L'État, la République se manifeste sous trois différentes formes de pouvoir : exécutif, législatif et judiciaire. Tous les trois puent la décomposition. Parfois on ajoute un quatrième pouvoir: celui des médias. Lui aussi il sent le faisandé.
Le pouvoir exécutif : Est-il bien nécessaire de pointer encore une fois les carences d'un président qui se débat sous nos yeux entre le vaudeville graveleux, l'incompétence et les mensonges … nous avons commencé avec De Gaulle et nous finissons avec Hollande, c'est dire le chemin parcouru.
Le pouvoir législatif : Le parti socialiste gouverne seul la France avec 18,4% des Français en âge de voter. Un peu moins de 2 Français sur 10. Non seulement les députés n'ont jamais eu de légitimité, mais on les découvre entourés de caisses occultes et d'argent qu'ils distribuent selon leur bon plaisir. Avez-vous entendu vraiment le PS protester sur le prêt du groupe UMP au parti du même nom? Silence, on se couvre… de peur qu'on ne découvre encore plus honteux.
Le pouvoir judiciaire: Enfermé dans le corporatisme et dans l'endogamie, il y a bien longtemps que les juges se considèrent au-dessus des lois et qu'ils agissent en vase clos sans que jamais on ne les contrôle vraiment.
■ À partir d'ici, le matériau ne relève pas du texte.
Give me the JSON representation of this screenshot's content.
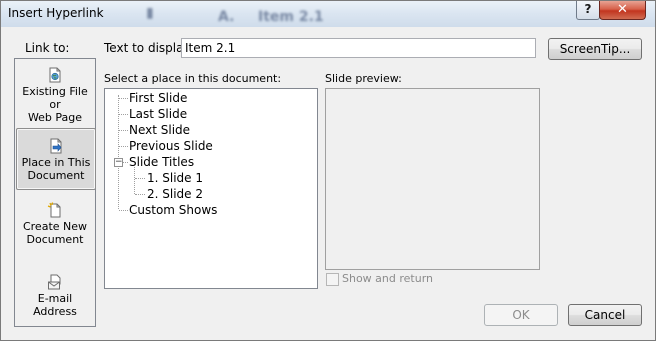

Pour un scandale découvert, combien sont étouffés? La Réunion ne manque pas d'affaires où la justice n'a pas relui… entre Schiano et la dernière affaire qui touche un procureur, les exemples ne manquent pas.
La presse, qui s'enorgueillit d'être le quatrième pouvoir est à la solde de puissants groupes industriels ou de combine avec certains élus locaux. À la Réunion combien de journalistes, de médias ne survivent que grâce à l'argent des collectivités?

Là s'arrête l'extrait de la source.